Pratista langsung mengeratkan rahangnya. Nayana menyatakan fakta bahwa Pratista memang sulit diberikan keturunan saat ini. Nayana agaknya terlalu angkuh karena menganggap semua itu berhubungan dengan sikap Pratista dulu yang mencibir kehamilannya. Padahal semua itu memang takdir Tuhan. Ya, walau ada hubungannya mungkin tak secara langsung seperti itu. Namun, Nayana tak mau Pratista menekannya dengan mudah begitu saja.

"Kamu bicara seolah kamu Tuhan. Aku jadi makin paham kenapa mama nggak suka dengan kamu. Aku juga nggak heran karena kamu dengan mudahnya meninggalkan bayi kamu sendiri. Karena kamu memang sok tahu—"

"Kalo saat itu aku tetap keras kepala bertahan. Aku bisa gila, dan aku bisa aja lebih membahayakan bayiku sendiri. Kamu nggak tahu rasanya tertekan, hampir gila, dan terus disalahkan dalam kondisi berbadan dua. Bahkan setelah melahirkan aku tetap disalahkan. Bayi itu lahir dengan selamat aja harusnya kalian bersyukur, karena stres yang aku rasakan nggak mempengaruhi kondisi Zaira."

"Terus aja kamu menyangkal kesalahanmu sendiri. Kamu memang nggak pantas untuk bersama kakakku. Jadi, jangan pernah menghubunginya apa pun alasannya! Jangan bikin dia sibuk ngurusin kamu! Lepaskan kakakku dan kalo kamu mau sama Zaira, cukup jadi ibunya dan jangan masuk ke kehidupan pribadi kak Patra."

Nayana tertawa pelan. Dia tidak bermaksud sombong, tapi kenyataannya peringatan Pratista ini sudah terlambat.

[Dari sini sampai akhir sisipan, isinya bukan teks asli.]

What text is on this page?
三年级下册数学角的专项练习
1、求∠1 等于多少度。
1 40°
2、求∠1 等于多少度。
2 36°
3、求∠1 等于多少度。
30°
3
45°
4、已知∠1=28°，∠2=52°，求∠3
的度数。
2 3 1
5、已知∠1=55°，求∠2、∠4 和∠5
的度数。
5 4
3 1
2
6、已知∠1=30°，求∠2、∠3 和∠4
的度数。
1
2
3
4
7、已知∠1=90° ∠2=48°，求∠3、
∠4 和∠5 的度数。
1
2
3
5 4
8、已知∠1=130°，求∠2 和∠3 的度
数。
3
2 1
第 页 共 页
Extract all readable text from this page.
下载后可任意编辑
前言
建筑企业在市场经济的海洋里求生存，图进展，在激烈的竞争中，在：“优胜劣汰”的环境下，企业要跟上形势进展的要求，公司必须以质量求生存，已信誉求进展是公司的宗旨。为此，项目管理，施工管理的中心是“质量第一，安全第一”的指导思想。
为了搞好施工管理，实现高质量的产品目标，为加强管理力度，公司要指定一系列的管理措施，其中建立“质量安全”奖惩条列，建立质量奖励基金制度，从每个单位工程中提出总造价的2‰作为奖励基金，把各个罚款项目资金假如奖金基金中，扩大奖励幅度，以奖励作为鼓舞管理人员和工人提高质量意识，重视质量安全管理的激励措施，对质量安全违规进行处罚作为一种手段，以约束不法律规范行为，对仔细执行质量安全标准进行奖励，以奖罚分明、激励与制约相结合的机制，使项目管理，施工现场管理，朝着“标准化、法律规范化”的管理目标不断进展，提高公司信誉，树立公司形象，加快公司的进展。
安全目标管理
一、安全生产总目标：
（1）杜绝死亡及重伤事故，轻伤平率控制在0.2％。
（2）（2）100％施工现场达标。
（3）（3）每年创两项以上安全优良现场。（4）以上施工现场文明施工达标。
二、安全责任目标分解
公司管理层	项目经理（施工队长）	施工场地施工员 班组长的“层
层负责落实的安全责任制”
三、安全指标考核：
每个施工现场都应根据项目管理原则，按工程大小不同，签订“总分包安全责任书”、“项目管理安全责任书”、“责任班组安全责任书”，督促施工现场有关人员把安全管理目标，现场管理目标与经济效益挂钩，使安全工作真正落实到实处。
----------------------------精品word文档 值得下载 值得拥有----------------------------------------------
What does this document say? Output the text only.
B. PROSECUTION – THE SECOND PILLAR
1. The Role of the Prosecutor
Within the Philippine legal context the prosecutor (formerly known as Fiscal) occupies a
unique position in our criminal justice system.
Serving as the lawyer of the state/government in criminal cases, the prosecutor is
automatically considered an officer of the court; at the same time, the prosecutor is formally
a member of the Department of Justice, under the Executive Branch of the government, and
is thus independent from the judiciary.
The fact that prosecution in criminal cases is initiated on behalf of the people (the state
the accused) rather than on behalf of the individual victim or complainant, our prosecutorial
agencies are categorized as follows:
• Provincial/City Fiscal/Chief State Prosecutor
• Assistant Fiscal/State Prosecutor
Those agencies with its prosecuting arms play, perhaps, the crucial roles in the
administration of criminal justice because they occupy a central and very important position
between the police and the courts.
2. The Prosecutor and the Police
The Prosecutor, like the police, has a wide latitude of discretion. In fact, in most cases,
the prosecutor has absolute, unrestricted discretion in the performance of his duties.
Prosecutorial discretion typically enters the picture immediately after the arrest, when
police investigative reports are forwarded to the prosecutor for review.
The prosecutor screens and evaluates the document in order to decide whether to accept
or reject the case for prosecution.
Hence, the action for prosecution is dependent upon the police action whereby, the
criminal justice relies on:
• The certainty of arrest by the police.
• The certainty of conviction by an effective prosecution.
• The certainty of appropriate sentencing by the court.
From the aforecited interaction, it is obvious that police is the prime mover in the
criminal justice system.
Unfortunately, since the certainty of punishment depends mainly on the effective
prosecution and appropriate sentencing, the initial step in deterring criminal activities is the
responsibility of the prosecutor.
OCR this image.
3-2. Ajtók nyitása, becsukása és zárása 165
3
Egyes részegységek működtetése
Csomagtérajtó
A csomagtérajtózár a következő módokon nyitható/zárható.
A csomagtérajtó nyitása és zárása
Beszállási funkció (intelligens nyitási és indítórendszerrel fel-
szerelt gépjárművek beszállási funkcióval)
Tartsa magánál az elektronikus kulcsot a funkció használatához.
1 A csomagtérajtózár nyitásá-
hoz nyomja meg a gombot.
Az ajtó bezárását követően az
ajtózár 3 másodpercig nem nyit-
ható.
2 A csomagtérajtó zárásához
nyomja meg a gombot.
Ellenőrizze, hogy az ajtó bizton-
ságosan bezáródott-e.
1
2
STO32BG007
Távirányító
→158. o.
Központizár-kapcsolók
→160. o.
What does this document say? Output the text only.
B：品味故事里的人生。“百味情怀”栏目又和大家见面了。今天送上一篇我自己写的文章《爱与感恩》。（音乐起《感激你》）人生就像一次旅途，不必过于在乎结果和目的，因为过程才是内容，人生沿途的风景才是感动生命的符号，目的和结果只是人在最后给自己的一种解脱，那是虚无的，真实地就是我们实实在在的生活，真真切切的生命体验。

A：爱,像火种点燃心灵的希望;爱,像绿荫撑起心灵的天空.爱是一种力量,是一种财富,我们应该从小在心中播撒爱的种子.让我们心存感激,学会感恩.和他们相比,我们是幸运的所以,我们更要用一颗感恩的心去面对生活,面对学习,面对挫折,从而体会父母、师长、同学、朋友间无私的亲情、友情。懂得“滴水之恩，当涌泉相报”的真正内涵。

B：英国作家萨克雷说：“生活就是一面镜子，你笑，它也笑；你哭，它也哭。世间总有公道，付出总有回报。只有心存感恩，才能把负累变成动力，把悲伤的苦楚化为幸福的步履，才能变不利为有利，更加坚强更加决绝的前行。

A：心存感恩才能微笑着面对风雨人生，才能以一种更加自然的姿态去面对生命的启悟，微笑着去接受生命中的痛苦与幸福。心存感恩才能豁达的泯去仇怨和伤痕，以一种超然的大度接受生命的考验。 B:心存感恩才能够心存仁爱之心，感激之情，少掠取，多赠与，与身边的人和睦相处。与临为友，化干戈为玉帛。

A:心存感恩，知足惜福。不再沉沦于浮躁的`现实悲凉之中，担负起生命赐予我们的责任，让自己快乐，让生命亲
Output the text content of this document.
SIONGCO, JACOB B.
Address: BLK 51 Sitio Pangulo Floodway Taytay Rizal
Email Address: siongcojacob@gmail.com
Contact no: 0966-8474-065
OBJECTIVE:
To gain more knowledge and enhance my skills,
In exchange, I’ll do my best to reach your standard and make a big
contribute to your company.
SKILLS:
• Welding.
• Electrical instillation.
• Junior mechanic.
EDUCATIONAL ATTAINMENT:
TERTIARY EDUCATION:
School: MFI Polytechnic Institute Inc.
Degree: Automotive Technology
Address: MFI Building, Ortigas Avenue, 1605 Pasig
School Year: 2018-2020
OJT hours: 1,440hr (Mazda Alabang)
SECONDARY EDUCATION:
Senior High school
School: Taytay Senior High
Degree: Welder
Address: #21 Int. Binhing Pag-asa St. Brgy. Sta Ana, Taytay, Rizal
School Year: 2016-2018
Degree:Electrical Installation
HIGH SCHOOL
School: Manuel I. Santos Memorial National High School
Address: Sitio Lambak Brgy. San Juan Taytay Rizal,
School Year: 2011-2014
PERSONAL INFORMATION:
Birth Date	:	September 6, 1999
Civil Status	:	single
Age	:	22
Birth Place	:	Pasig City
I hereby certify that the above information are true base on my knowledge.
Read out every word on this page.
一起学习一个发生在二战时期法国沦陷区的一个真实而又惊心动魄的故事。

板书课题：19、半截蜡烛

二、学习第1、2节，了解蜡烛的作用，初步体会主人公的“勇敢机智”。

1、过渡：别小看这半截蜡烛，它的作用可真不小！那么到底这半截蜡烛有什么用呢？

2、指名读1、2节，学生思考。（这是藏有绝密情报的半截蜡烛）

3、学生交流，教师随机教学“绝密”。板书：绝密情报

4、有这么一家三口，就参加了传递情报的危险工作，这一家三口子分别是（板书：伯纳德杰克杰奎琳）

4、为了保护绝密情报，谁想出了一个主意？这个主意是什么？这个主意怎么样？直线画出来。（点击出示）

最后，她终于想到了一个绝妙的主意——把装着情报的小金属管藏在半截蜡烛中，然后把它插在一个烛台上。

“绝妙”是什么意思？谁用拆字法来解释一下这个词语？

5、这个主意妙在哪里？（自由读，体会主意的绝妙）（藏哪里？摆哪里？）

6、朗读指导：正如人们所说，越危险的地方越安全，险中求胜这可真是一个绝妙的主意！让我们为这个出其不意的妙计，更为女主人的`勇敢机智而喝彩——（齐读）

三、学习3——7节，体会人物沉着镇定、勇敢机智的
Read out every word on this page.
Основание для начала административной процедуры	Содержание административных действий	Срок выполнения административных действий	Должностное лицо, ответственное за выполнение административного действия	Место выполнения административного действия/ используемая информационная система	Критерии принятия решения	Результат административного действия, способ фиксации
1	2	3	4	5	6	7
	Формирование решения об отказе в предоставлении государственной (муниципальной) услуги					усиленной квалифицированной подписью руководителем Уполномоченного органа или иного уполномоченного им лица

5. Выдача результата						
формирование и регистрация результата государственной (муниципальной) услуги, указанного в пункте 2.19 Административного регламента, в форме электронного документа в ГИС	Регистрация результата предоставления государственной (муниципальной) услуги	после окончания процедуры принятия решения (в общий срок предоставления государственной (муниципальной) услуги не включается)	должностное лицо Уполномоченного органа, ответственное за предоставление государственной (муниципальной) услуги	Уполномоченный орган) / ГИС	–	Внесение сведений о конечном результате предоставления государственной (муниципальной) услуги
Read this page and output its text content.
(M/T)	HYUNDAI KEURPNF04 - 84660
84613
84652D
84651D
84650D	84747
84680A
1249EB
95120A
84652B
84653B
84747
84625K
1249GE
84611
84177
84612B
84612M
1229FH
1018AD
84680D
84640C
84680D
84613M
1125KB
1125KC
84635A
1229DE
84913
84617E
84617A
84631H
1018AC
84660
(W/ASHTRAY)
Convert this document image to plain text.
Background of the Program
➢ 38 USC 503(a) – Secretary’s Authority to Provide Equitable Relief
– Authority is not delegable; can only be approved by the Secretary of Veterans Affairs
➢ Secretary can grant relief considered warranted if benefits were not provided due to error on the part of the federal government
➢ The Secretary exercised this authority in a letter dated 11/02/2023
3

"Sayangnya kami sudah sepakat untuk segera kembali bersama. Membesarkan Zaira bersama dan memulai perjalanan baru sebagai pasangan menikah. Kalo kamu mau memisahkan, maka sibuklah berharap. Karena kami akan dengan kuat semakin mengikat diri sebagai pasangan dengan jati diri baru."

Pratista melebarkan mulutnya dengan dramatis.

"Jadi, mulai sekarang, tolong belajarlah menerima bahwa aku akan menjadi bagian dari keluargamu, Pratista."